Andreas Mogensen, a Senior Research Fellow at the Global Priorities Institute, has just published a draft of a paper on "Maximal Cluelessness". Abstract:
I argue that many of the priority rankings that have been proposed by effective altruists seem to be in tension with apparently reasonable assumptions about the rational pursuit of our aims in the face of uncertainty. The particular issue on which I focus arises from recognition of the overwhelming importance and inscrutability of the indirect effects of our actions, conjoined with the plausibility of a permissive decision principle governing cases of deep uncertainty, known as the maximality rule. I conclude that we lack a compelling decision theory that is consistent with a long-termist perspective and does not downplay the depth of our uncertainty while supporting orthodox effective altruist conclusions about cause prioritization.
Mogensen writes (p. 20):
These concerns are forceful, but don't seem to generalize to all intervention types aimed at improving the long-term future.
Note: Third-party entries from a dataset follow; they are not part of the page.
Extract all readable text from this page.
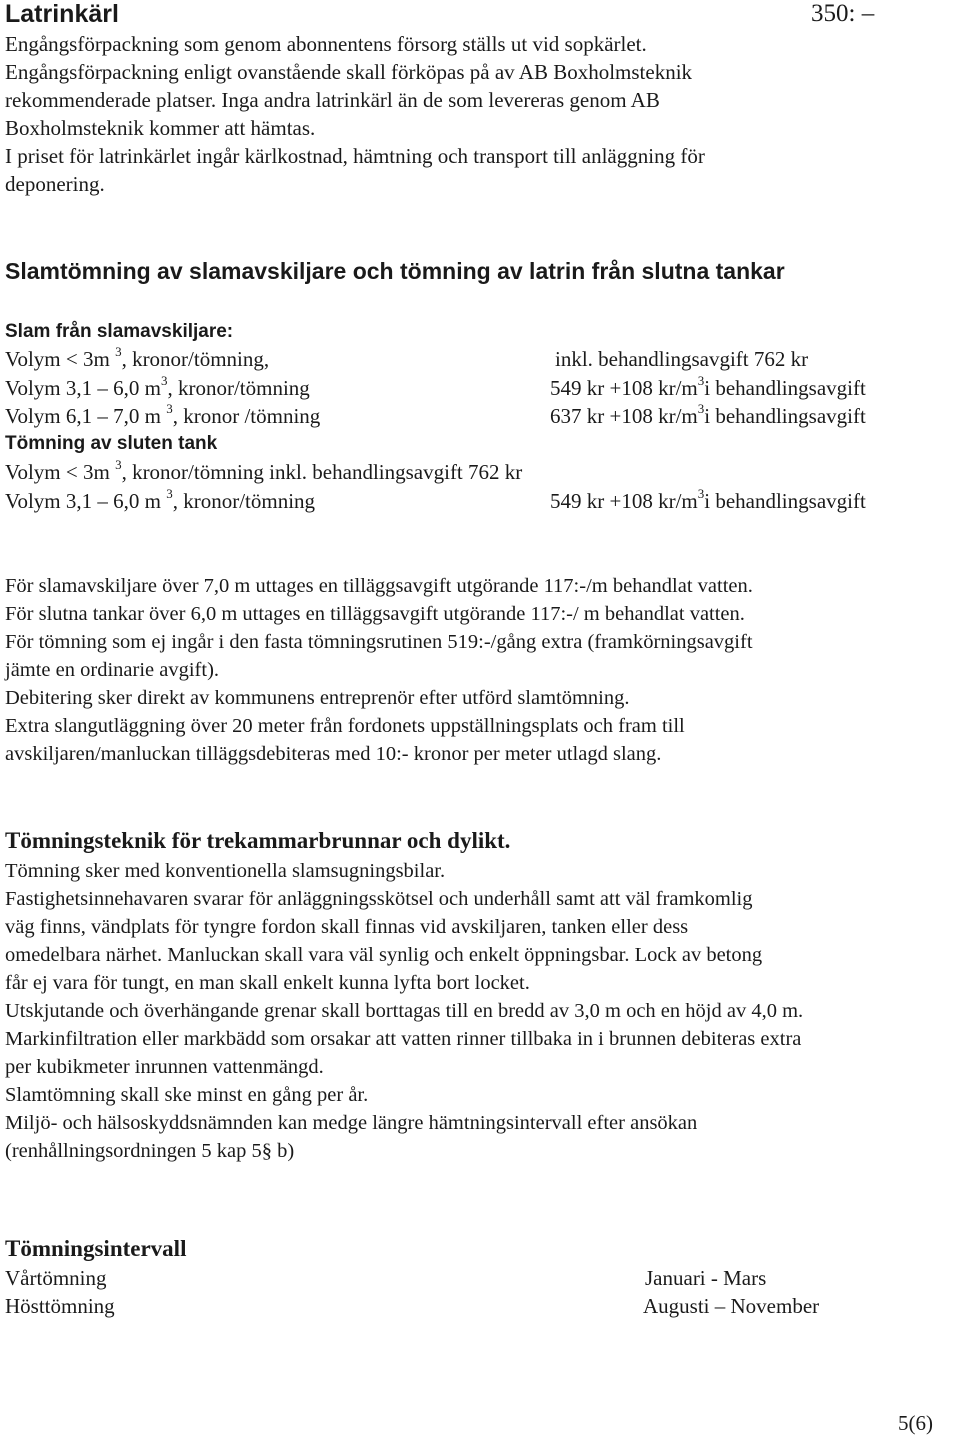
Latrinkärl	350: –
Engångsförpackning som genom abonnentens försorg ställs ut vid sopkärlet.
Engångsförpackning enligt ovanstående skall förköpas på av AB Boxholmsteknik
rekommenderade platser. Inga andra latrinkärl än de som levereras genom AB
Boxholmsteknik kommer att hämtas.
I priset för latrinkärlet ingår kärlkostnad, hämtning och transport till anläggning för
deponering.
Slamtömning av slamavskiljare och tömning av latrin från slutna tankar
Slam från slamavskiljare:
Volym < 3m $^3$, kronor/tömning,	inkl. behandlingsavgift 762 kr
Volym 3,1 – 6,0 $m^3$, kronor/tömning	549 kr +108 $kr/m^3i$ behandlingsavgift
Volym 6,1 – 7,0 m $^3$, kronor /tömning	637 kr +108 $kr/m^3i$ behandlingsavgift
Tömning av sluten tank
Volym < 3m $^3$, kronor/tömning inkl. behandlingsavgift 762 kr
Volym 3,1 – 6,0 m $^3$, kronor/tömning	549 kr +108 $kr/m^3i$ behandlingsavgift
För slamavskiljare över 7,0 m uttages en tilläggsavgift utgörande 117:-/m behandlat vatten.
För slutna tankar över 6,0 m uttages en tilläggsavgift utgörande 117:-/ m behandlat vatten.
För tömning som ej ingår i den fasta tömningsrutinen 519:-/gång extra (framkörningsavgift
jämte en ordinarie avgift).
Debitering sker direkt av kommunens entreprenör efter utförd slamtömning.
Extra slangutläggning över 20 meter från fordonets uppställningsplats och fram till
avskiljaren/manluckan tilläggsdebiteras med 10:- kronor per meter utlagd slang.
Tömningsteknik för trekammarbrunnar och dylikt.
Tömning sker med konventionella slamsugningsbilar.
Fastighetsinnehavaren svarar för anläggningsskötsel och underhåll samt att väl framkomlig
väg finns, vändplats för tyngre fordon skall finnas vid avskiljaren, tanken eller dess
omedelbara närhet. Manluckan skall vara väl synlig och enkelt öppningsbar. Lock av betong
får ej vara för tungt, en man skall enkelt kunna lyfta bort locket.
Utskjutande och överhängande grenar skall borttagas till en bredd av 3,0 m och en höjd av 4,0 m.
Markinfiltration eller markbädd som orsakar att vatten rinner tillbaka in i brunnen debiteras extra
per kubikmeter inrunnen vattenmängd.
Slamtömning skall ske minst en gång per år.
Miljö- och hälsoskyddsnämnden kan medge längre hämtningsintervall efter ansökan
(renhållningsordningen 5 kap 5§ b)
Tömningsintervall
Vårtömning	Januari - Mars
Hösttömning	Augusti – November
5(6)
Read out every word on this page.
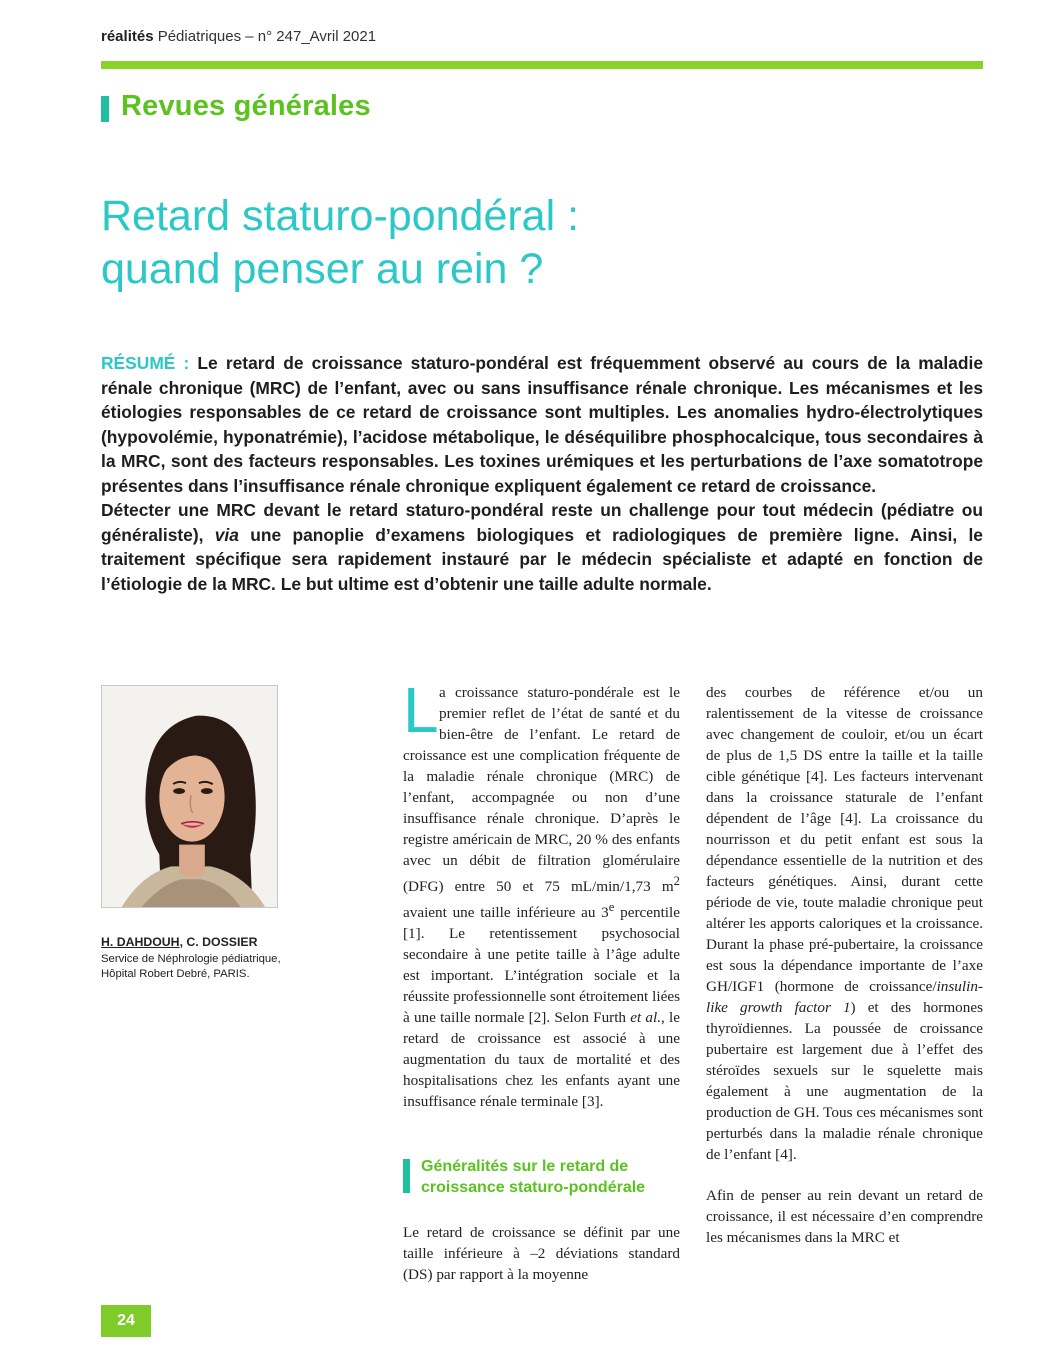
réalités Pédiatriques – n° 247_Avril 2021
Revues générales
Retard staturo-pondéral :
quand penser au rein ?

RÉSUMÉ : Le retard de croissance staturo-pondéral est fréquemment observé au cours de la maladie rénale chronique (MRC) de l’enfant, avec ou sans insuffisance rénale chronique. Les mécanismes et les étiologies responsables de ce retard de croissance sont multiples. Les anomalies hydro-électrolytiques (hypovolémie, hyponatrémie), l’acidose métabolique, le déséquilibre phosphocalcique, tous secondaires à la MRC, sont des facteurs responsables. Les toxines urémiques et les perturbations de l’axe somatotrope présentes dans l’insuffisance rénale chronique expliquent également ce retard de croissance.

Détecter une MRC devant le retard staturo-pondéral reste un challenge pour tout médecin (pédiatre ou généraliste), via une panoplie d’examens biologiques et radiologiques de première ligne. Ainsi, le traitement spécifique sera rapidement instauré par le médecin spécialiste et adapté en fonction de l’étiologie de la MRC. Le but ultime est d’obtenir une taille adulte normale.

H. DAHDOUH, C. DOSSIER
Service de Néphrologie pédiatrique,
Hôpital Robert Debré, PARIS.

La croissance staturo-pondérale est le premier reflet de l’état de santé et du bien-être de l’enfant. Le retard de croissance est une complication fréquente de la maladie rénale chronique (MRC) de l’enfant, accompagnée ou non d’une insuffisance rénale chronique. D’après le registre américain de MRC, 20 % des enfants avec un débit de filtration glomérulaire (DFG) entre 50 et 75 mL/min/1,73 $m^2$ avaient une taille inférieure au 3e percentile [1]. Le retentissement psychosocial secondaire à une petite taille à l’âge adulte est important. L’intégration sociale et la réussite professionnelle sont étroitement liées à une taille normale [2]. Selon Furth et al., le retard de croissance est associé à une augmentation du taux de mortalité et des hospitalisations chez les enfants ayant une insuffisance rénale terminale [3].

Généralités sur le retard de croissance staturo-pondérale

Le retard de croissance se définit par une taille inférieure à –2 déviations standard (DS) par rapport à la moyenne

des courbes de référence et/ou un ralentissement de la vitesse de croissance avec changement de couloir, et/ou un écart de plus de 1,5 DS entre la taille et la taille cible génétique [4]. Les facteurs intervenant dans la croissance staturale de l’enfant dépendent de l’âge [4]. La croissance du nourrisson et du petit enfant est sous la dépendance essentielle de la nutrition et des facteurs génétiques. Ainsi, durant cette période de vie, toute maladie chronique peut altérer les apports caloriques et la croissance. Durant la phase pré-pubertaire, la croissance est sous la dépendance importante de l’axe GH/IGF1 (hormone de croissance/insulin-like growth factor 1) et des hormones thyroïdiennes. La poussée de croissance pubertaire est largement due à l’effet des stéroïdes sexuels sur le squelette mais également à une augmentation de la production de GH. Tous ces mécanismes sont perturbés dans la maladie rénale chronique de l’enfant [4].

Afin de penser au rein devant un retard de croissance, il est nécessaire d’en comprendre les mécanismes dans la MRC et

24
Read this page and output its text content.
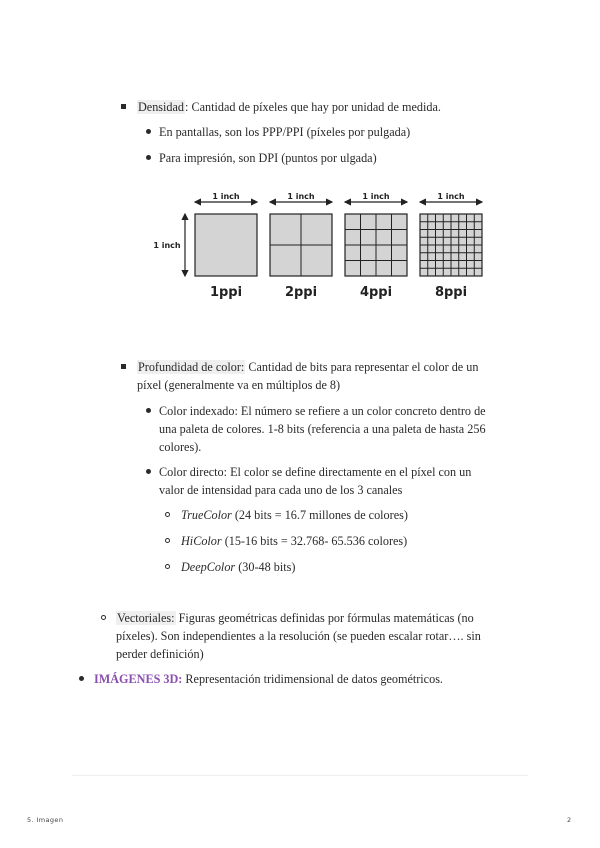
Densidad: Cantidad de píxeles que hay por unidad de medida.
En pantallas, son los PPP/PPI (píxeles por pulgada)
Para impresión, son DPI (puntos por ulgada)
1 inch
1 inch
1ppi
1 inch
2ppi
1 inch
4ppi
1 inch
8ppi
Profundidad de color: Cantidad de bits para representar el color de un
píxel (generalmente va en múltiplos de 8)
Color indexado: El número se refiere a un color concreto dentro de
una paleta de colores. 1-8 bits (referencia a una paleta de hasta 256
colores).
Color directo: El color se define directamente en el píxel con un
valor de intensidad para cada uno de los 3 canales
TrueColor (24 bits = 16.7 millones de colores)
HiColor (15-16 bits = 32.768- 65.536 colores)
DeepColor (30-48 bits)
Vectoriales: Figuras geométricas definidas por fórmulas matemáticas (no
píxeles). Son independientes a la resolución (se pueden escalar rotar…. sin
perder definición)
IMÁGENES 3D: Representación tridimensional de datos geométricos.
5. Imagen	2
If one believes that the readily available evidence is insufficient to constrain our decision making, one still can accumulate resources to be disbursed at a later time when good enough evidence emerges. Although we may at present be radically uncertain about the sign and the magnitude of most far-future interventions, the intervention of accumulating resources for future disbursal does not itself appear to be subject to such radical uncertainty.
Indefinite accumulation of resources probably also increases the chance of being targeted by resource-seeking groups with military & political power.